John Bowie

No. 35, 37
- Position: Cornerback

Personal information
- Born: May 11, 1984 (age 42) Columbus, Ohio, U.S.
- Listed height: 5 ft 11 in (1.80 m)
- Listed weight: 190 lb (86 kg)

Career information
- High school: Northland (Columbus)
- College: Cincinnati
- NFL draft: 2007: 4th round, 110th overall pick

Career history
- Oakland Raiders (2007–2009); Cleveland Browns (2010)*; Hartford Colonials (2010); Cincinnati Bengals (2011)*; Hamilton Tiger-Cats (2013)*;
- * Offseason and/or practice squad member only

Career NFL statistics
- Total tackles: 2
- Stats at Pro Football Reference

= John Bowie (American football) =

American gridiron football player (born 1984)

John Bowie (born May 11, 1984) is an American former professional football player who was a cornerback in the National Football League (NFL). He was selected by the Oakland Raiders in the fourth round of the 2007 NFL draft. He played college football for the Cincinnati Bearcats.

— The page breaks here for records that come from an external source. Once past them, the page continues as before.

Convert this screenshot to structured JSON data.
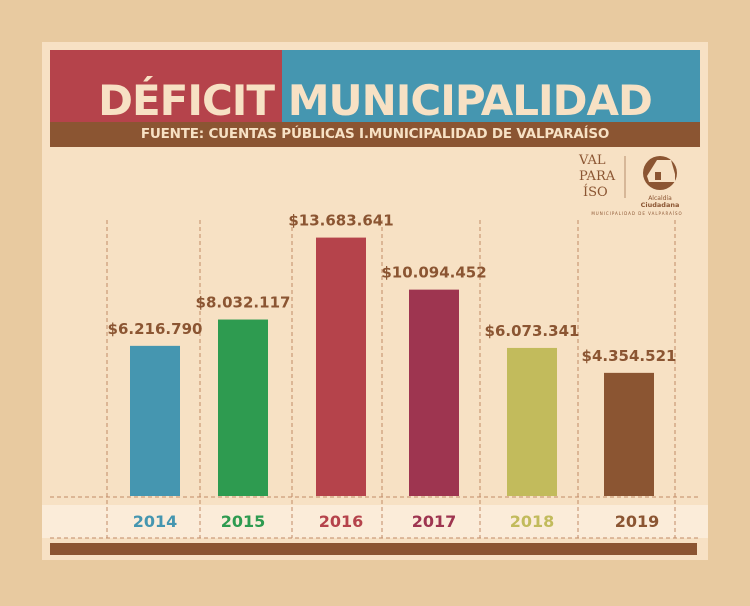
{
  "chart_data": {
    "type": "bar",
    "title": "DÉFICIT MUNICIPALIDAD",
    "title_parts": [
      "DÉFICIT",
      "MUNICIPALIDAD"
    ],
    "subtitle": "FUENTE: CUENTAS PÚBLICAS I.MUNICIPALIDAD DE VALPARAÍSO",
    "categories": [
      "2014",
      "2015",
      "2016",
      "2017",
      "2018",
      "2019"
    ],
    "values": [
      6216790,
      8032117,
      13683641,
      10094452,
      6073341,
      4354521
    ],
    "labels": [
      "$6.216.790",
      "$8.032.117",
      "$13.683.641",
      "$10.094.452",
      "$6.073.341",
      "$4.354.521"
    ],
    "colors": [
      "#4596b0",
      "#2e9b50",
      "#b5434b",
      "#9e3550",
      "#c2bb5c",
      "#8b5532"
    ],
    "xlabel": "",
    "ylabel": ""
  },
  "logo": {
    "city": "VALPARAÍSO",
    "brand_line1": "Alcaldía",
    "brand_line2": "Ciudadana",
    "tagline": "MUNICIPALIDAD DE VALPARAÍSO"
  }
}
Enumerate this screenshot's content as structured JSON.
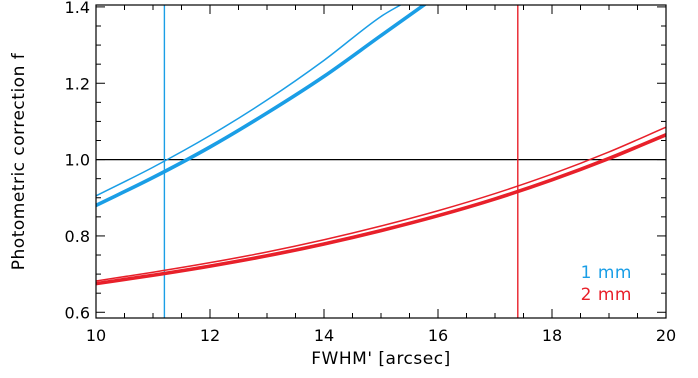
{
  "chart_data": {
    "type": "line",
    "xlabel": "FWHM' [arcsec]",
    "ylabel": "Photometric correction f",
    "xlim": [
      10,
      20
    ],
    "ylim": [
      0.585,
      1.405
    ],
    "xticks": [
      10,
      12,
      14,
      16,
      18,
      20
    ],
    "xtick_labels": [
      "10",
      "12",
      "14",
      "16",
      "18",
      "20"
    ],
    "yticks": [
      0.6,
      0.8,
      1.0,
      1.2,
      1.4
    ],
    "ytick_labels": [
      "0.6",
      "0.8",
      "1.0",
      "1.2",
      "1.4"
    ],
    "grid": false,
    "legend_position": "bottom-right",
    "reference_lines": {
      "horizontal": [
        {
          "y": 1.0,
          "color": "#000000"
        }
      ],
      "vertical": [
        {
          "x": 11.2,
          "color": "#1a9ee6"
        },
        {
          "x": 17.4,
          "color": "#e8202a"
        }
      ]
    },
    "series": [
      {
        "name": "1 mm",
        "color": "#1a9ee6",
        "curves": [
          {
            "weight": "thin",
            "x": [
              10,
              11,
              12,
              13,
              14,
              15,
              15.4
            ],
            "y": [
              0.905,
              0.98,
              1.063,
              1.156,
              1.26,
              1.375,
              1.41
            ]
          },
          {
            "weight": "thick",
            "x": [
              10,
              11,
              12,
              13,
              14,
              15,
              15.8
            ],
            "y": [
              0.88,
              0.953,
              1.033,
              1.122,
              1.218,
              1.325,
              1.41
            ]
          }
        ]
      },
      {
        "name": "2 mm",
        "color": "#e8202a",
        "curves": [
          {
            "weight": "thin",
            "x": [
              10,
              11,
              12,
              13,
              14,
              15,
              16,
              17,
              18,
              19,
              20
            ],
            "y": [
              0.682,
              0.705,
              0.73,
              0.758,
              0.79,
              0.826,
              0.866,
              0.911,
              0.962,
              1.02,
              1.085
            ]
          },
          {
            "weight": "thick",
            "x": [
              10,
              11,
              12,
              13,
              14,
              15,
              16,
              17,
              18,
              19,
              20
            ],
            "y": [
              0.675,
              0.697,
              0.721,
              0.748,
              0.779,
              0.814,
              0.853,
              0.897,
              0.947,
              1.003,
              1.065
            ]
          }
        ]
      }
    ]
  }
}
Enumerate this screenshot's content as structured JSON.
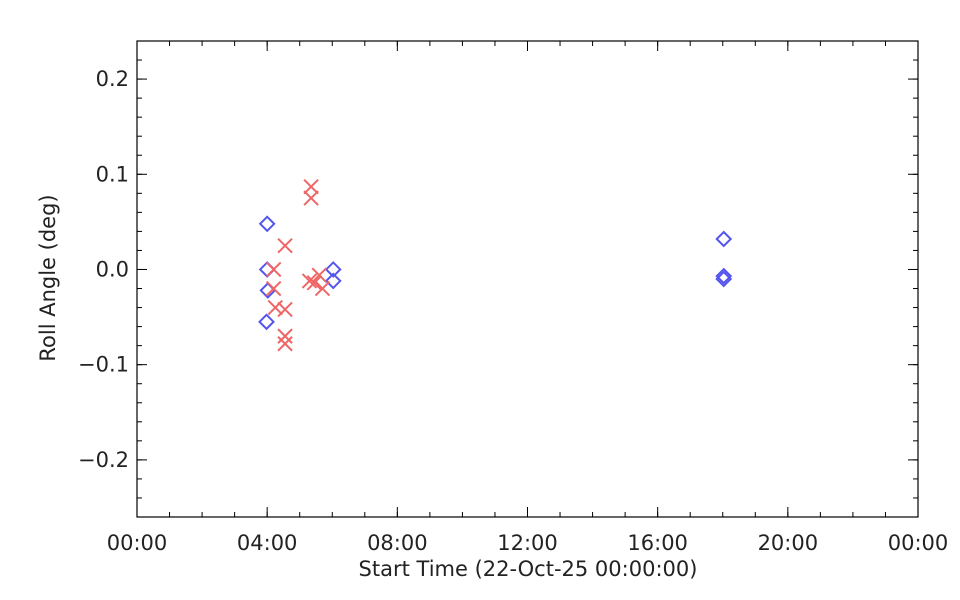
{
  "chart_data": {
    "type": "scatter",
    "xlabel": "Start Time (22-Oct-25 00:00:00)",
    "ylabel": "Roll Angle (deg)",
    "x_unit": "hours",
    "xlim": [
      0,
      24
    ],
    "ylim": [
      -0.26,
      0.24
    ],
    "x_ticks": [
      {
        "value": 0,
        "label": "00:00"
      },
      {
        "value": 4,
        "label": "04:00"
      },
      {
        "value": 8,
        "label": "08:00"
      },
      {
        "value": 12,
        "label": "12:00"
      },
      {
        "value": 16,
        "label": "16:00"
      },
      {
        "value": 20,
        "label": "20:00"
      },
      {
        "value": 24,
        "label": "00:00"
      }
    ],
    "x_minor_step": 1,
    "y_ticks": [
      {
        "value": 0.2,
        "label": "0.2"
      },
      {
        "value": 0.1,
        "label": "0.1"
      },
      {
        "value": 0.0,
        "label": "0.0"
      },
      {
        "value": -0.1,
        "label": "−0.1"
      },
      {
        "value": -0.2,
        "label": "−0.2"
      }
    ],
    "y_minor_step": 0.02,
    "grid": false,
    "series": [
      {
        "marker": "diamond",
        "color": "#5555ee",
        "points": [
          {
            "x": 4.0,
            "y": 0.048
          },
          {
            "x": 4.0,
            "y": 0.0
          },
          {
            "x": 4.02,
            "y": -0.022
          },
          {
            "x": 3.98,
            "y": -0.055
          },
          {
            "x": 6.03,
            "y": 0.0
          },
          {
            "x": 6.03,
            "y": -0.012
          },
          {
            "x": 18.03,
            "y": 0.032
          },
          {
            "x": 18.03,
            "y": -0.007
          },
          {
            "x": 18.03,
            "y": -0.01
          }
        ]
      },
      {
        "marker": "cross",
        "color": "#ee6666",
        "points": [
          {
            "x": 4.2,
            "y": 0.0
          },
          {
            "x": 4.2,
            "y": -0.02
          },
          {
            "x": 4.25,
            "y": -0.04
          },
          {
            "x": 4.55,
            "y": 0.025
          },
          {
            "x": 4.55,
            "y": -0.042
          },
          {
            "x": 4.55,
            "y": -0.07
          },
          {
            "x": 4.55,
            "y": -0.078
          },
          {
            "x": 5.35,
            "y": 0.087
          },
          {
            "x": 5.35,
            "y": 0.075
          },
          {
            "x": 5.3,
            "y": -0.012
          },
          {
            "x": 5.45,
            "y": -0.014
          },
          {
            "x": 5.6,
            "y": -0.006
          },
          {
            "x": 5.7,
            "y": -0.02
          }
        ]
      }
    ]
  }
}
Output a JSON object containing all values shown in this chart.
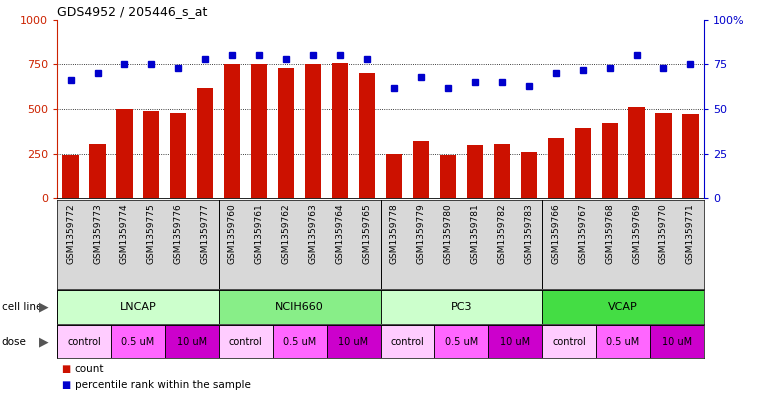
{
  "title": "GDS4952 / 205446_s_at",
  "samples": [
    "GSM1359772",
    "GSM1359773",
    "GSM1359774",
    "GSM1359775",
    "GSM1359776",
    "GSM1359777",
    "GSM1359760",
    "GSM1359761",
    "GSM1359762",
    "GSM1359763",
    "GSM1359764",
    "GSM1359765",
    "GSM1359778",
    "GSM1359779",
    "GSM1359780",
    "GSM1359781",
    "GSM1359782",
    "GSM1359783",
    "GSM1359766",
    "GSM1359767",
    "GSM1359768",
    "GSM1359769",
    "GSM1359770",
    "GSM1359771"
  ],
  "counts": [
    245,
    305,
    500,
    490,
    480,
    620,
    750,
    750,
    730,
    750,
    760,
    700,
    250,
    320,
    245,
    300,
    305,
    260,
    340,
    395,
    420,
    510,
    480,
    470
  ],
  "percentile": [
    66,
    70,
    75,
    75,
    73,
    78,
    80,
    80,
    78,
    80,
    80,
    78,
    62,
    68,
    62,
    65,
    65,
    63,
    70,
    72,
    73,
    80,
    73,
    75
  ],
  "cell_lines": [
    "LNCAP",
    "NCIH660",
    "PC3",
    "VCAP"
  ],
  "cell_line_spans": [
    [
      0,
      5
    ],
    [
      6,
      11
    ],
    [
      12,
      17
    ],
    [
      18,
      23
    ]
  ],
  "cell_line_colors": [
    "#ccffcc",
    "#88ee88",
    "#ccffcc",
    "#44dd44"
  ],
  "bar_color": "#cc1100",
  "dot_color": "#0000cc",
  "ylim_left": [
    0,
    1000
  ],
  "ylim_right": [
    0,
    100
  ],
  "yticks_left": [
    0,
    250,
    500,
    750,
    1000
  ],
  "yticks_right": [
    0,
    25,
    50,
    75,
    100
  ],
  "grid_values": [
    250,
    500,
    750
  ],
  "axis_color_left": "#cc2200",
  "axis_color_right": "#0000cc",
  "legend_count_label": "count",
  "legend_pct_label": "percentile rank within the sample",
  "dose_group_labels": [
    "control",
    "0.5 uM",
    "10 uM",
    "control",
    "0.5 uM",
    "10 uM",
    "control",
    "0.5 uM",
    "10 uM",
    "control",
    "0.5 uM",
    "10 uM"
  ],
  "dose_colors": {
    "control": "#ffccff",
    "0.5 uM": "#ff66ff",
    "10 uM": "#cc00cc"
  }
}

Bowie was also a member of the Cleveland Browns, Hartford Colonials, Cincinnati Bengals and Hamilton Tiger-Cats.

==Early life==
Bowie played high school football at Northland High School.

==Professional career==

===Pre-draft===
Bowie timed in at 4.37 in the 40-yard dash.

===Oakland Raiders===
Bowie was selected in the fourth round by the Oakland Raiders with the pick the Raiders acquired by trading wide receiver Randy Moss to the New England Patriots. Bowie was placed on injured reserve with a knee injury for the 2008 season on August 25, 2008.

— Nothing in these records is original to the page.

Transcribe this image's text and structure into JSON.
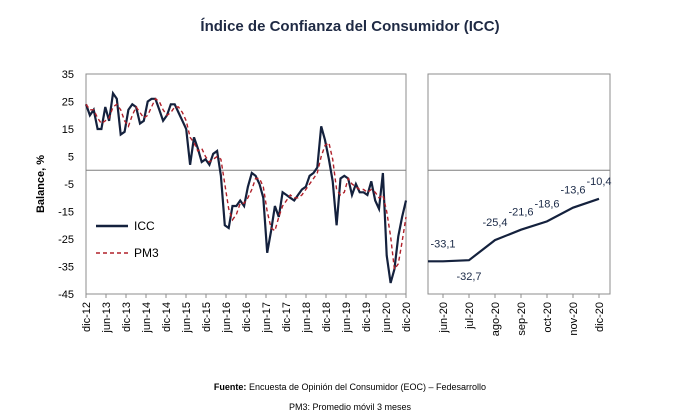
{
  "title": "Índice de Confianza del Consumidor (ICC)",
  "footer": {
    "source_label": "Fuente:",
    "source_text": "Encuesta de Opinión del Consumidor (EOC) – Fedesarrollo",
    "note": "PM3: Promedio móvil 3 meses"
  },
  "colors": {
    "icc": "#14213d",
    "pm3": "#b0202a",
    "axis": "#8c8c8c",
    "zero": "#7f7f7f"
  },
  "chart_data": [
    {
      "type": "line",
      "ylabel": "Balance, %",
      "ylim": [
        -45,
        35
      ],
      "yticks": [
        35,
        25,
        15,
        5,
        -5,
        -15,
        -25,
        -35,
        -45
      ],
      "xtick_labels": [
        "dic-12",
        "jun-13",
        "dic-13",
        "jun-14",
        "dic-14",
        "jun-15",
        "dic-15",
        "jun-16",
        "dic-16",
        "jun-17",
        "dic-17",
        "jun-18",
        "dic-18",
        "jun-19",
        "dic-19",
        "jun-20",
        "dic-20"
      ],
      "x_start": "dic-12",
      "x_end": "dic-20",
      "legend_position": "left",
      "series": [
        {
          "name": "ICC",
          "style": "solid",
          "values": [
            24,
            20,
            22,
            15,
            15,
            23,
            18,
            28,
            26,
            13,
            14,
            22,
            24,
            23,
            17,
            18,
            25,
            26,
            26,
            22,
            18,
            20,
            24,
            24,
            21,
            18,
            15,
            2,
            12,
            8,
            3,
            4,
            2,
            6,
            7,
            -2,
            -20,
            -21,
            -13,
            -13,
            -11,
            -13,
            -6,
            -1,
            -2,
            -5,
            -10,
            -30,
            -22,
            -13,
            -17,
            -8,
            -9,
            -10,
            -11,
            -9,
            -7,
            -6,
            -2,
            -1,
            1,
            16,
            11,
            4,
            -4,
            -20,
            -3,
            -2,
            -3,
            -9,
            -5,
            -8,
            -8,
            -9,
            -4,
            -11,
            -14,
            -1,
            -31,
            -41,
            -36,
            -24,
            -17,
            -11
          ]
        },
        {
          "name": "PM3",
          "style": "dashed",
          "values": [
            24,
            22,
            22,
            19,
            17,
            18,
            19,
            23,
            24,
            22,
            18,
            16,
            20,
            23,
            21,
            19,
            20,
            23,
            26,
            25,
            22,
            20,
            21,
            23,
            23,
            21,
            18,
            12,
            10,
            7,
            8,
            5,
            3,
            4,
            5,
            4,
            -5,
            -14,
            -18,
            -16,
            -12,
            -12,
            -10,
            -7,
            -3,
            -3,
            -6,
            -15,
            -21,
            -22,
            -17,
            -13,
            -11,
            -9,
            -10,
            -10,
            -9,
            -7,
            -5,
            -3,
            -1,
            5,
            9,
            10,
            4,
            -7,
            -9,
            -8,
            -3,
            -5,
            -6,
            -7,
            -7,
            -8,
            -7,
            -8,
            -10,
            -9,
            -15,
            -24,
            -36,
            -34,
            -26,
            -17
          ]
        }
      ]
    },
    {
      "type": "line",
      "categories": [
        "jun-20",
        "jul-20",
        "ago-20",
        "sep-20",
        "oct-20",
        "nov-20",
        "dic-20"
      ],
      "series": [
        {
          "name": "ICC",
          "values": [
            -33.1,
            -32.7,
            -25.4,
            -21.6,
            -18.6,
            -13.6,
            -10.4
          ]
        }
      ],
      "data_labels": [
        "-33,1",
        "-32,7",
        "-25,4",
        "-21,6",
        "-18,6",
        "-13,6",
        "-10,4"
      ],
      "ylim": [
        -45,
        35
      ]
    }
  ]
}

On September 30, 2009, Bowie was waived from the Raiders and subsequently placed on injured reserve. He was released from injured reserve with an injury settlement on November 24.

===Cleveland Browns===
On February 8, 2010, Bowie was signed to a future contract by the Cleveland Browns. He was waived on June 17, 2010. He was re-signed on August 7, 2010. The Browns waived him on August 31.

===Hartford Colonials===
Bowie was signed by the Hartford Colonials of the United Football League on September 3, 2010.

===Cincinnati Bengals===
Bowie was signed by the Cincinnati Bengals practice squad on November 16, 2011.

===Hamilton Tiger-Cats===
Signed with the Hamilton Tiger-Cats of the Canadian Football League on April 11, 2013. Bowie was released by the club on April 23, 2013 (only 12 days after signing with them).